When Williamson was offered a $250,000 job with the Beatrice Foods company, he let that be known, too. He said Baker and others encouraged him to stay at the White House, but again the episode was seen by some as a move to pick off a better job.

After deciding to stay, Williamson also raised his hand to replace Elizabeth Hanford Dole as head of the president's office of public liaison, which tries to reach out to constituency groups.

"Williamson went to Baker after he didn't get Dole's job," said a senior White House official, "and he asked him what his future was in the White House. Baker told him he was a young man and maybe he should go outside and make some money."

Asked for a comment on Williamson's work, Baker gave a terse appraisal: "Rich was the point man on the federalism initiative and did an excellent job working with the governors and other officials to build support for the proposal."

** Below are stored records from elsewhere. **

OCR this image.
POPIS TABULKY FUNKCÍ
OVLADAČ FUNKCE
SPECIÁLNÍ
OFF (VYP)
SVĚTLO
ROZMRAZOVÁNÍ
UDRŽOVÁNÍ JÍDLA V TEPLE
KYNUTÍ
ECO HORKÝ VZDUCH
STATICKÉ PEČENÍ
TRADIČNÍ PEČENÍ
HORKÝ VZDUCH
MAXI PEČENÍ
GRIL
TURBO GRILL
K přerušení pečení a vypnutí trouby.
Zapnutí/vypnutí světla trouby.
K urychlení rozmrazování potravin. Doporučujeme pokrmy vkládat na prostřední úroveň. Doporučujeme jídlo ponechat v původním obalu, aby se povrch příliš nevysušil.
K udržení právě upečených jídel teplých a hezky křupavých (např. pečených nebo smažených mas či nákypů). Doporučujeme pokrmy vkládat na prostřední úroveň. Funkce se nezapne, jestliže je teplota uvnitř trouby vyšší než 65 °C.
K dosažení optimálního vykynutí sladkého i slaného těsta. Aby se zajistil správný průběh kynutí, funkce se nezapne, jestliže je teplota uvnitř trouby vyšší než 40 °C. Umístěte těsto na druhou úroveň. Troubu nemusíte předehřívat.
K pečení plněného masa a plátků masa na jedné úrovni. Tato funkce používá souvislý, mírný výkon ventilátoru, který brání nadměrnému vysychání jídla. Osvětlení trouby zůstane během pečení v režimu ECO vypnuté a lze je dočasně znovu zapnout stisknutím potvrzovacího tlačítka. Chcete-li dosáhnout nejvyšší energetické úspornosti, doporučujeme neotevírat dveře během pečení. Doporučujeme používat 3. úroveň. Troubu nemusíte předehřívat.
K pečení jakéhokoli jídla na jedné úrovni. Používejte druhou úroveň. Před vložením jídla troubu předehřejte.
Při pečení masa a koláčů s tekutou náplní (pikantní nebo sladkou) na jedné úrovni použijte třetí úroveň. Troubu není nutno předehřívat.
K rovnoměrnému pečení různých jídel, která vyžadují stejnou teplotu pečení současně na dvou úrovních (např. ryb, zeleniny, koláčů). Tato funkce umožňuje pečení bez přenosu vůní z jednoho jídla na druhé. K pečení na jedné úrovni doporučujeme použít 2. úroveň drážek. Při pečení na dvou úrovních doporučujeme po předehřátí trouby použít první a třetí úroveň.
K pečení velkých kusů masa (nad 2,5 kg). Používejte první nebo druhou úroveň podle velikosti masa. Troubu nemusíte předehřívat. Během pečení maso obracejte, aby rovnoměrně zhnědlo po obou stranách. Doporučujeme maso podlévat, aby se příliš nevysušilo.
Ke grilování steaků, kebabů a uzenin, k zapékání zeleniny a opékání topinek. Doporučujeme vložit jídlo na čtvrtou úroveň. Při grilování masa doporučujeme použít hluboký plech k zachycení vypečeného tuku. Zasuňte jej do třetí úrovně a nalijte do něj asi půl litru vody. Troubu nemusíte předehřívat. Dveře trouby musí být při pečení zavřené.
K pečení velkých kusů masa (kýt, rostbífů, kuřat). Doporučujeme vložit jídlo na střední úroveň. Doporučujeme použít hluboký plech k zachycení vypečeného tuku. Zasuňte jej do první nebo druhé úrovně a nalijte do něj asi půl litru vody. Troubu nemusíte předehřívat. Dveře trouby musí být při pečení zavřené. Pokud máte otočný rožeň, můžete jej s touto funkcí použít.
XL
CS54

"He had a higher opinion of his political abilities than anyone else," said another senior White House aide who had differences with Williamson. "Here is a guy who managed former Illinois representative Phil Crane's losing campaign, he managed the losing effort on the Panama canal, and now he thinks he is good enough to take over politics at the White House."

Some people, Democrats especially, had looked on the New Federalism as a throwaway, an effort by Reagan to take attention away from the recession and the record budget deficit he also proposed last year.

At the very least, said Steve Farber, former executive director of the National Governors' Conference, "Rich and the president had a very narrow window to get the New Federalism through. There was momentum right after the State of the Union speech and a chance to get it done. They didn't do it . . . . The negotiations dragged and the political focus in Washington, in the White House, shifted."

"My argument," said Williamson, "was and is if you make these structural reforms for the long term, the federal budget will be stronger. That is, you'll have savings of money and you'll be better managed . . . . But to argue that help will come in five years is hard when the pressure is on now."

Looking back on the fight Williamson claimed some victories.

"In point of fact in 1981 we tried to get 88 categorical grants into block grants and we got 57," he said, while conceding that most of the 57 were small fish. "Well, we didn't get the big dollar amounts, but in some ways the little ones were more incestuous."

This year the White House has proposed a four-part block grant proposal that includes no swap of Medicaid for food stamps and welfare but, again, it is a small victory of Williamson's efforts towards increasing federalism.

"I would argue that Reagan's greatest impact has been in the changes he brought about in the domestic area," said Richard Nathan, a former federal official who is now a Princeton University professor and has studied the federalism effort.

"Data shows cuts by federal government have not been offset by state and local government spending. That is a significant reduction of government in domestic areas, which is just what Ronald Reagan wanted Rich Williamson to accomplish."